Provincial court Judge Mark Tyndale agreed with defence counsel Michael Bates that Pawlowski should not be severely punished for attempting to exercise his right to free speech.
City prosecutor Ola Malik had argued a fine of up to $2,000 — 10 times the normal amount — would be appropriate, given that Pawlowski was the “ringleader” of a planned interruption of the annual march.
Pawlowski and three of his Street Church Ministry followers were convicted earlier this year of breaching a city bylaw prohibiting interfering with parades.
“I don’t know if the others would have stepped into the parade route without Mr. Pawlowski,” Malik said.
The prosecutor earlier agreed the followers should be handed the stipulated penalty in the bylaw of $200.
Tyndale questioned why Pawlowski should be treated differently from the others, and handed a fine above what city council set as the normal penalty.
“Did he do anything differently than the other three?” Tyndale said.
“No, but he said ‘let’s go,’” Malik noted.
“It’s his leadership that the others are looking up to and following,” the prosecutor said.
He also noted Street Church Ministry received a lot of publicity for jumping into the front of the parade at the start line behind the pace car and remaining there for almost the entire route.
“This is the most amount of publicity Street Church Ministry has ever received,” Malik said.
“They’re getting all the attention and loving it,” he said.

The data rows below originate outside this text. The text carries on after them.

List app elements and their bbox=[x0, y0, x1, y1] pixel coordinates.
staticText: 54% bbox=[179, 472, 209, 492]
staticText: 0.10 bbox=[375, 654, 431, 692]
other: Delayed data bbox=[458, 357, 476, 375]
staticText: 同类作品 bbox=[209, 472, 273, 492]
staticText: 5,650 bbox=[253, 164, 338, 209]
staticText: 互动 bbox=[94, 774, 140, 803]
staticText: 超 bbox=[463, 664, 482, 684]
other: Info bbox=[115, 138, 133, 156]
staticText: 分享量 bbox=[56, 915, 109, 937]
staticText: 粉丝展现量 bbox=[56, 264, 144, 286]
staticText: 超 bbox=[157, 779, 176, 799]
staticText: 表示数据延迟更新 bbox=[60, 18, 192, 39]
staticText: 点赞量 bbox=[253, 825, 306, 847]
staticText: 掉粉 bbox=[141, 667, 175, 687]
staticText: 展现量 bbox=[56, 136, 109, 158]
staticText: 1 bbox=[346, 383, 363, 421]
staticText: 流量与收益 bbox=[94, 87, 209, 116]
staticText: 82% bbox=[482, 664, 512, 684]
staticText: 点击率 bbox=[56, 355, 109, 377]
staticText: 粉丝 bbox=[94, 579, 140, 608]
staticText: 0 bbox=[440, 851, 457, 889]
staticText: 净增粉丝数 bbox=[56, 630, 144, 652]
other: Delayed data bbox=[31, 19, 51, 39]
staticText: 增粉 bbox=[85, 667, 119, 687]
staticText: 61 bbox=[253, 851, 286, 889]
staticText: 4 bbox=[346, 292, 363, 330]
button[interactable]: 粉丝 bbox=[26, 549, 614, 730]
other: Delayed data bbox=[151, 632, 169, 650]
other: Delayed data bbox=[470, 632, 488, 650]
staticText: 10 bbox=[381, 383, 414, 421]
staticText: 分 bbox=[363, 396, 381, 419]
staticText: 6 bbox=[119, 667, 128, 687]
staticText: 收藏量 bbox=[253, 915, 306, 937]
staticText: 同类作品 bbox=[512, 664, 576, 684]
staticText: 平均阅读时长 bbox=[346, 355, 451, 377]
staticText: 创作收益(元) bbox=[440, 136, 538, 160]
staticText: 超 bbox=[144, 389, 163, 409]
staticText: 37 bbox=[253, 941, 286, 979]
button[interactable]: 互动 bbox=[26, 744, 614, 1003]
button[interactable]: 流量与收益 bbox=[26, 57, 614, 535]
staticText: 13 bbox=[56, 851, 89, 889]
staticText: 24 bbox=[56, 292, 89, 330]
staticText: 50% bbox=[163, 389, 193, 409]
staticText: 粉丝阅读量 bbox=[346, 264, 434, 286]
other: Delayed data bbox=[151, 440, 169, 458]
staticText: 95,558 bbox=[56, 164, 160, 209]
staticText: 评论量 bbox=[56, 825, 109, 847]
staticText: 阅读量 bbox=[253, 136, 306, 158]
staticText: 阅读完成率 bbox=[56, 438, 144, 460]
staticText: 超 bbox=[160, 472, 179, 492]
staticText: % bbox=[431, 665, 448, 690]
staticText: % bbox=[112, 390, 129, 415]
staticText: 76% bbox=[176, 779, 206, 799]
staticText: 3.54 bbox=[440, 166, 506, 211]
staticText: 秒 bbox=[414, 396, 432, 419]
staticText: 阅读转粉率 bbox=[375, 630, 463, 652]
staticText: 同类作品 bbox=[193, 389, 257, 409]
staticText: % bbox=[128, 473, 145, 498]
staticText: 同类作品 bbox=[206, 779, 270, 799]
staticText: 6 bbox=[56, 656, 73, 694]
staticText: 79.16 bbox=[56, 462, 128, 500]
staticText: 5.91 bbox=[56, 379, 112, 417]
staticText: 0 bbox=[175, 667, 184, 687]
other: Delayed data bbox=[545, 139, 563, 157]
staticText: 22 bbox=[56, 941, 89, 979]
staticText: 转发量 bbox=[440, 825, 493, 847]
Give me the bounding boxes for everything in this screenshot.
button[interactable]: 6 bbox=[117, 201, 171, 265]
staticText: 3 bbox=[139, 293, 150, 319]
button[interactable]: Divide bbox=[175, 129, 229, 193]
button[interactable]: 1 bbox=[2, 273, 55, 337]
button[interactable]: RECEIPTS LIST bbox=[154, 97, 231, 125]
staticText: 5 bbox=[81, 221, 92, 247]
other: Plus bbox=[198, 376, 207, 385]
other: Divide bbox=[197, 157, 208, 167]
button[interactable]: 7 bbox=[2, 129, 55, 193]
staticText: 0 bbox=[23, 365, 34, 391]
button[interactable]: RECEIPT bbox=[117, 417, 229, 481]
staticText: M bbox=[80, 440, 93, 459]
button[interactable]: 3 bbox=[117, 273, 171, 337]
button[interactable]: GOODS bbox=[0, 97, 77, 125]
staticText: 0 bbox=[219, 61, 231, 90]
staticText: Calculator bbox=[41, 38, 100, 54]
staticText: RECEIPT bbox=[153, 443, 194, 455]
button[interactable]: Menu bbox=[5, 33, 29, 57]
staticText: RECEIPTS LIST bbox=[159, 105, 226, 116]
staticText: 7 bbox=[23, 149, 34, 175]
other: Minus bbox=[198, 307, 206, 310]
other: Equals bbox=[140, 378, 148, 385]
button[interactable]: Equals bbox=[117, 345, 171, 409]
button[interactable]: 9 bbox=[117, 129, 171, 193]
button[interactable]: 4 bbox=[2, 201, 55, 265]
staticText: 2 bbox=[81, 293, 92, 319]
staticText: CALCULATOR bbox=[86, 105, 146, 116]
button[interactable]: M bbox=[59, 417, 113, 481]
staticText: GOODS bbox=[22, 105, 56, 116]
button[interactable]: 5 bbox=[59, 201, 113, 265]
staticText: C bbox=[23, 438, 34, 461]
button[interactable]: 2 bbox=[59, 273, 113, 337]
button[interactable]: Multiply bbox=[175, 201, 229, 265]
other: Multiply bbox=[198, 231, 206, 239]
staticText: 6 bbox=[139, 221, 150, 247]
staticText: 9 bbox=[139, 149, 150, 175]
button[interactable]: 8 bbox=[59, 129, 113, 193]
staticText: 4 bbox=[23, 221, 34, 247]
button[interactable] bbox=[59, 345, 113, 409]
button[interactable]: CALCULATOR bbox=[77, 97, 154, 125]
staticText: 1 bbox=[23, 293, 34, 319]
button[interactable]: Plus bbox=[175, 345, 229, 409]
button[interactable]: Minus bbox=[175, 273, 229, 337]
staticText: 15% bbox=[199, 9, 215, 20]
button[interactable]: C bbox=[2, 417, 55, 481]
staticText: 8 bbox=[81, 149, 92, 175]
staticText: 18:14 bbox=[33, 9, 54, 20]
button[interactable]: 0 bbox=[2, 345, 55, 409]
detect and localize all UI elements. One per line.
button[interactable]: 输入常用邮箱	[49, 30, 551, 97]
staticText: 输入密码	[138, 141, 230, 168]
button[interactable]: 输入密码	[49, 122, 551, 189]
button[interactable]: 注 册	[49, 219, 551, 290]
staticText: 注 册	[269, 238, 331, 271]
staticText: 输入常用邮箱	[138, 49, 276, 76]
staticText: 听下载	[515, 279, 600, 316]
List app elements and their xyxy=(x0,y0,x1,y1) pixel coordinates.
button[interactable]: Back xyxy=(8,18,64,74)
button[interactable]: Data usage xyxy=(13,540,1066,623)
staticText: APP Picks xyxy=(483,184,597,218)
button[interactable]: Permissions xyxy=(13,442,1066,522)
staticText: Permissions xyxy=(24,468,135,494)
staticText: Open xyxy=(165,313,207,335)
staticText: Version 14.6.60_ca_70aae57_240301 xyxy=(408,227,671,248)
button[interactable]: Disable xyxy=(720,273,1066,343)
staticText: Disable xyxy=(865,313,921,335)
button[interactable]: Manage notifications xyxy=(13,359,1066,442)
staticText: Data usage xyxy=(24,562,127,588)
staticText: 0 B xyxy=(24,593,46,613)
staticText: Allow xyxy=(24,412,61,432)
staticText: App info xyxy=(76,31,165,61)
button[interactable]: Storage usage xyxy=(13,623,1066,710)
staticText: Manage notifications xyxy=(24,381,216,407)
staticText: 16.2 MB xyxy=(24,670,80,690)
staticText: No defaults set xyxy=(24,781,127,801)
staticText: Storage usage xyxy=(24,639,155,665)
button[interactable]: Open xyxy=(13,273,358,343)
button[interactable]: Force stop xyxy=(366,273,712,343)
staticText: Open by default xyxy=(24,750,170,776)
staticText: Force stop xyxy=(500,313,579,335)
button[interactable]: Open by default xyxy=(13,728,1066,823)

“They picked the largest event, the most-watched event to engage in.”
But the judge noted it wasn’t Street Church which received publicity by their participation, since they were carrying signs which spelled out the name “Jesus.”
“The Crown conceded that the bylaw itself contravened Mr. Pawlowski’s (free speech) rights,” said Tyndale, who earlier found it was a justifiable breach of the Charter.
“In my view Mr. Pawlowski had valid concerns over the scope of the bylaw and contested the bylaw in an appropriate manner,” Tyndale said.
“Mr. Pawlowski is a man who considers his Charter rights, especially freedom of expression and freedom of religion as more tangible than words written on a document,” he said.
The judge agreed with Bates’ assertion the actions of his client amounted to a “test case” of the bylaw’s validity.